More than 30 years have passed since the EB-5 Immigrant Investor Program was introduced in 1990, and a lot can change over three decades. The program spent its first two decades with little attention, issuing only a small portion of its annual 10,000 EB-5 investment visas. But after the 2008 financial crisis, popularity skyrocketed as projects turned to the EB-5 program to secure financing otherwise impossible to attain. Then, the situation reversed, and the EB-5 program faced more demand than it could handle, with lengthy backlogs forming for EB5 investment participants from high-demand countries like China and Vietnam.
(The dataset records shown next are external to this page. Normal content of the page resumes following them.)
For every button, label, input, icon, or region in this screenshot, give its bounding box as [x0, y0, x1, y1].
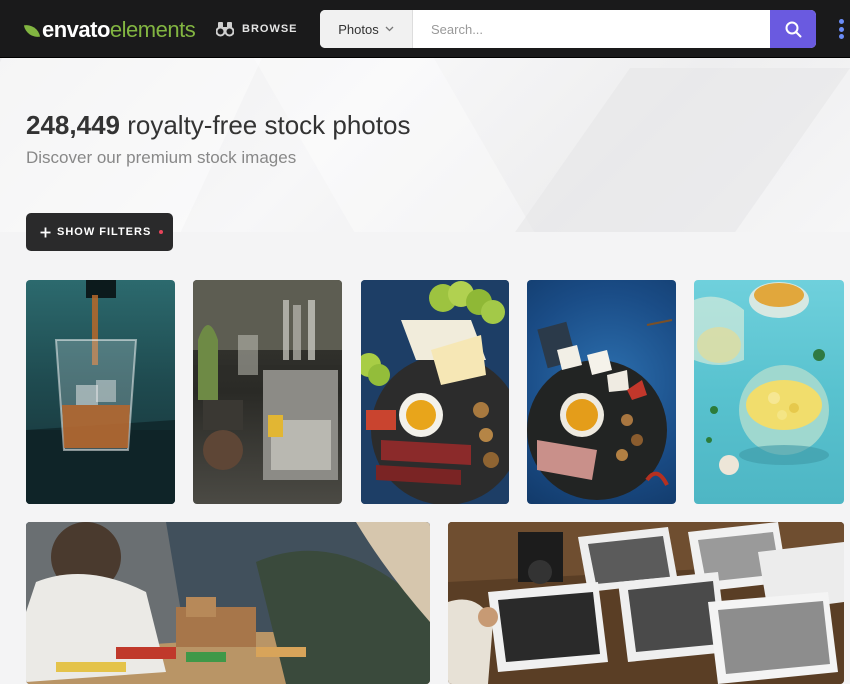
- browse-label: BROWSE: [242, 23, 298, 35]
- search-button[interactable]: [770, 10, 816, 48]
- photo-tile-blue-board[interactable]: [527, 280, 676, 504]
- search-input[interactable]: [413, 10, 770, 48]
- more-menu-icon[interactable]: [838, 19, 844, 39]
- plus-icon: [40, 227, 51, 237]
- page-title-text: royalty-free stock photos: [127, 110, 411, 140]
- browse-button[interactable]: BROWSE: [216, 19, 298, 39]
- blue-board-photo: [527, 319, 673, 500]
- bar-photo: [193, 280, 342, 480]
- top-header: envatoelements BROWSE Photos: [0, 0, 850, 58]
- kids-blocks-photo: [26, 522, 430, 684]
- photo-tile-turquoise-bowl[interactable]: [694, 280, 844, 504]
- photo-tile-bw-prints[interactable]: [448, 522, 844, 684]
- bw-prints-photo: [448, 522, 844, 684]
- logo-accent-text: elements: [109, 17, 196, 42]
- search-icon: [785, 21, 801, 37]
- show-filters-button[interactable]: SHOW FILTERS: [26, 213, 173, 251]
- leaf-icon: [23, 22, 41, 40]
- hero-banner: 248,449 royalty-free stock photos Discov…: [0, 58, 850, 232]
- search-category-label: Photos: [338, 21, 379, 37]
- cheese-board-photo: [361, 280, 509, 504]
- page-subtitle: Discover our premium stock images: [26, 148, 297, 167]
- photo-tile-kids-blocks[interactable]: [26, 522, 430, 684]
- search-bar: Photos: [320, 10, 816, 48]
- photo-count: 248,449: [26, 110, 120, 140]
- photo-tile-cheese-board[interactable]: [361, 280, 509, 504]
- search-category-dropdown[interactable]: Photos: [320, 10, 413, 48]
- turquoise-bowl-photo: [694, 282, 829, 475]
- page-title: 248,449 royalty-free stock photos: [26, 110, 410, 141]
- envato-elements-logo[interactable]: envatoelements: [23, 17, 196, 43]
- chevron-down-icon: [385, 26, 394, 32]
- whiskey-photo: [26, 280, 175, 504]
- photo-tile-whiskey[interactable]: [26, 280, 175, 504]
- active-filter-dot: [159, 230, 164, 234]
- show-filters-label: SHOW FILTERS: [57, 226, 152, 238]
- photo-tile-bar[interactable]: [193, 280, 342, 504]
- binoculars-icon: [216, 22, 234, 37]
- logo-main-text: envato: [42, 17, 110, 42]
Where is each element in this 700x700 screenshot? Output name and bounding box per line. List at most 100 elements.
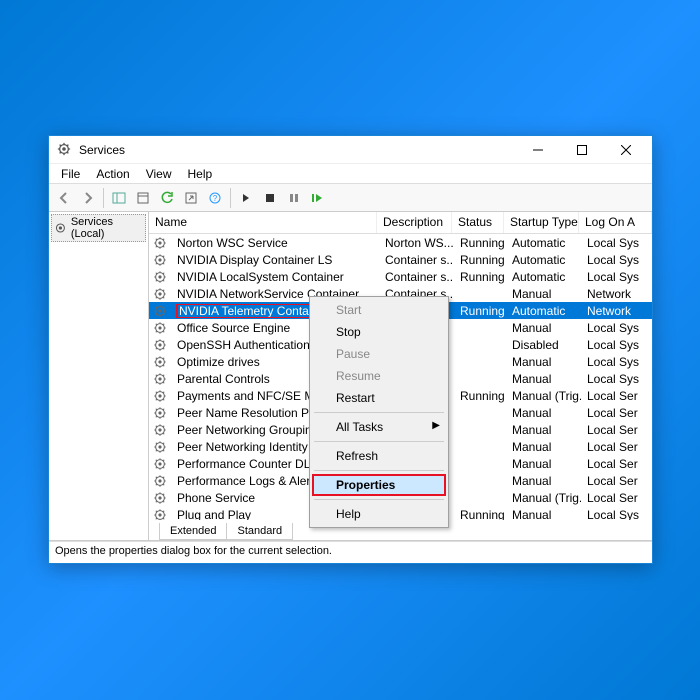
cell-logon: Local Sys [581, 355, 652, 369]
separator [314, 412, 444, 413]
services-app-icon [57, 142, 73, 158]
maximize-button[interactable] [560, 136, 604, 164]
cell-status: Running [454, 389, 506, 403]
tree-root-label: Services (Local) [71, 216, 143, 240]
gear-icon [153, 270, 167, 284]
close-button[interactable] [604, 136, 648, 164]
col-description[interactable]: Description [377, 212, 452, 233]
cell-description: Container s... [379, 253, 454, 267]
toolbar: ? [49, 184, 652, 212]
cell-logon: Local Sys [581, 270, 652, 284]
cell-status: Running [454, 508, 506, 521]
help-toolbar-button[interactable]: ? [204, 187, 226, 209]
cm-restart[interactable]: Restart [312, 387, 446, 409]
cell-status: Running [454, 270, 506, 284]
tab-extended[interactable]: Extended [159, 523, 227, 540]
forward-button[interactable] [77, 187, 99, 209]
separator [103, 188, 104, 208]
cell-description: Norton WS... [379, 236, 454, 250]
cell-status: Running [454, 236, 506, 250]
gear-icon [54, 221, 67, 235]
gear-icon [153, 372, 167, 386]
gear-icon [153, 287, 167, 301]
cell-startup: Manual [506, 355, 581, 369]
column-headers: Name Description Status Startup Type Log… [149, 212, 652, 234]
cm-resume[interactable]: Resume [312, 365, 446, 387]
cell-startup: Manual [506, 423, 581, 437]
service-row[interactable]: Norton WSC ServiceNorton WS...RunningAut… [149, 234, 652, 251]
menu-view[interactable]: View [138, 165, 180, 183]
cell-logon: Local Ser [581, 389, 652, 403]
cell-logon: Network [581, 287, 652, 301]
cell-logon: Local Ser [581, 440, 652, 454]
cell-startup: Manual [506, 457, 581, 471]
gear-icon [153, 457, 167, 471]
menu-file[interactable]: File [53, 165, 88, 183]
statusbar: Opens the properties dialog box for the … [49, 541, 652, 563]
cm-help[interactable]: Help [312, 503, 446, 525]
restart-service-button[interactable] [307, 187, 329, 209]
gear-icon [153, 321, 167, 335]
cell-logon: Local Ser [581, 491, 652, 505]
col-startup-type[interactable]: Startup Type [504, 212, 579, 233]
menu-action[interactable]: Action [88, 165, 137, 183]
titlebar: Services [49, 136, 652, 164]
submenu-arrow-icon: ▶ [432, 420, 440, 431]
cm-all-tasks[interactable]: All Tasks▶ [312, 416, 446, 438]
service-row[interactable]: NVIDIA LocalSystem ContainerContainer s.… [149, 268, 652, 285]
cell-startup: Manual (Trig... [506, 491, 581, 505]
cell-logon: Local Sys [581, 321, 652, 335]
service-row[interactable]: NVIDIA Display Container LSContainer s..… [149, 251, 652, 268]
cell-startup: Automatic [506, 236, 581, 250]
svg-text:?: ? [213, 194, 218, 203]
cell-name: NVIDIA Display Container LS [171, 253, 379, 267]
cm-refresh[interactable]: Refresh [312, 445, 446, 467]
gear-icon [153, 236, 167, 250]
cell-description: Container s... [379, 270, 454, 284]
col-name[interactable]: Name [149, 212, 377, 233]
export-button[interactable] [180, 187, 202, 209]
tree-root-services-local[interactable]: Services (Local) [51, 214, 146, 242]
cm-start[interactable]: Start [312, 299, 446, 321]
col-log-on-as[interactable]: Log On A [579, 212, 652, 233]
col-status[interactable]: Status [452, 212, 504, 233]
window-title: Services [79, 143, 516, 157]
cell-logon: Local Sys [581, 508, 652, 521]
cm-properties[interactable]: Properties [312, 474, 446, 496]
stop-service-button[interactable] [259, 187, 281, 209]
cm-stop[interactable]: Stop [312, 321, 446, 343]
gear-icon [153, 253, 167, 267]
cell-startup: Manual [506, 406, 581, 420]
minimize-button[interactable] [516, 136, 560, 164]
tab-standard[interactable]: Standard [226, 523, 293, 540]
cell-logon: Local Sys [581, 338, 652, 352]
pause-service-button[interactable] [283, 187, 305, 209]
menubar: File Action View Help [49, 164, 652, 184]
cell-startup: Manual [506, 321, 581, 335]
gear-icon [153, 440, 167, 454]
cell-startup: Manual [506, 508, 581, 521]
show-hide-button[interactable] [108, 187, 130, 209]
cell-name: NVIDIA LocalSystem Container [171, 270, 379, 284]
gear-icon [153, 304, 167, 318]
separator [314, 499, 444, 500]
cm-pause[interactable]: Pause [312, 343, 446, 365]
cell-logon: Local Ser [581, 474, 652, 488]
start-service-button[interactable] [235, 187, 257, 209]
back-button[interactable] [53, 187, 75, 209]
gear-icon [153, 491, 167, 505]
cell-status: Running [454, 304, 506, 318]
menu-help[interactable]: Help [180, 165, 221, 183]
cell-startup: Automatic [506, 304, 581, 318]
gear-icon [153, 338, 167, 352]
properties-toolbar-button[interactable] [132, 187, 154, 209]
refresh-button[interactable] [156, 187, 178, 209]
cm-properties-label: Properties [336, 478, 395, 492]
cell-startup: Automatic [506, 253, 581, 267]
gear-icon [153, 406, 167, 420]
cell-startup: Manual [506, 474, 581, 488]
gear-icon [153, 355, 167, 369]
cell-logon: Local Sys [581, 236, 652, 250]
cell-startup: Disabled [506, 338, 581, 352]
cell-startup: Manual [506, 440, 581, 454]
Even as the EB-5 program careened through the 2010s in drastically different circumstances than its first two decades, the program regulations remained the same. EB-5 reform is needed—it’s been necessary for several years, and it’s still necessary in July 2021. But when Congress failed to pass comprehensive EB-5 legislation reform, the Department of Home Security (DHS) took matters into their own hands by releasing the Modernization Rule in November 2019. The new regulations transformed the EB-5 program in three main ways, generally to the displeasure of EB-5 investment participants and other stakeholders.
Priority Date Retention
Priority date retention is the only Modernization Rule change received positively by EB5 investment stakeholders. This change allows EB-5 investors to retain the priority date of their original I-526 petition when filing subsequent I-526 petitions, which may be necessary if, for example, the investor’s affiliated EB-5 regional center is terminated through no fault of their investor. Against the backdrop of ever-increasing backlogs, low productivity at United States Citizenship and Immigration Services (USCIS), and rampant regional center terminations, priority date retention can be invaluable indeed. According to DHS, this change generally received positive feedback.
Minimum Investment Amount Hike
Praise for the priority date retention change paled in comparison to the outrage directed at DHS’s 80% hike to the minimum EB5 investment amount. When the Modernization Rule regulations went into effect on November 19, 2019, the minimum investment amount for regular EB-5 projects leaped from $1 million to $1.8 million overnight. For targeted employment area (TEA) projects, the rate increased by the same percentage, climbing from $500,000 to $900,000. Suddenly, countless prospective investors were priced out of the market, and EB5 investments were nowhere near as attractive as they once had been.
DHS argued the hike was necessary to stay in line with inflation. When factoring in inflation, the $900,000 and $1.8 million amounts are roughly equivalent to the value of $500,000 and $1 million in 1990. The Modernization Rule also implemented measures to continually increase the minimum investment amounts in line with inflation in increments of five years, with the next scheduled increase in 2024.
Naturally, EB-5 investment stakeholders were upset about this new development—some prospective investors had to give up their dreams of U.S. permanent residency, some projects lost access to high-quality EB-5 funding, and some regional centers faced difficulties attracting investors under the higher investment amounts. However, since the regulation had been announced a few months in advance, the industry saw a surge in EB5 investments as applicants rushed to beat the November 19, 2019, deadline.
Tightened TEA Designations
The third and final major change the Modernization Rule introduced to the EB-5 program was restrictions on TEA designations. Traditionally, TEAs have been designated by the respective state, which resulted in uneven designation and different criteria nation-wide. These state-by-state discrepancies, coupled with instances of gerrymandering to designate affluent urban areas as TEAS, were cited as a key reason behind DHS’s decision to tighten DHS regulations and centralize the designation determination at USCIS.
As many as 43% new commercial enterprises (NCEs) with TEA designation were affected by the changes, according to DHS statistics, and not only because USCIS is stricter with designations than some states had been. The new regulation also made it more difficult to group census tracts together to create a TEA, as had been common practice previously. Under the Modernization Rule, an investor can only include census tracts directly adjacent to the one where the NCE is physically located, dramatically cutting down on the ability to create new tracts.
Opposition and Repeal
A few disgruntled EB-5 regional centers challenged the Modernization Rule in court, arguing it had been illegitimately enacted and asking the courts to repeal the regulations. Many EB5 investment stakeholders could empathize with the regional centers grievances but saw the lawsuit as an unnecessary distraction when faced with the dire issue of looming expiry for the EB-5 Regional Center Program. But to the industry’s surprise, the courts indeed overturned the Modernization Rule, reverting the EB-5 program back to its pre-November 2019 state.
For around a week, EB-5 investors rushed to submit their I-526 petitions at the lower $500,000 or $1 million amounts. With the shock ruling having been delivered so shortly before the regional center program expired, there was little time to take advantage of the presumably temporary lower EB-5 investment amounts. On June 30, 2021, the regional center program did indeed expire, and as of July 13, 2021, USCIS is no longer accepting I-526 petitions affiliated with regional centers, although direct investors may still file with the lower minimum investment amounts. The Modernization Rule will likely be reinstated, but the future of the EB-5 program is uncertain in these chaotic times.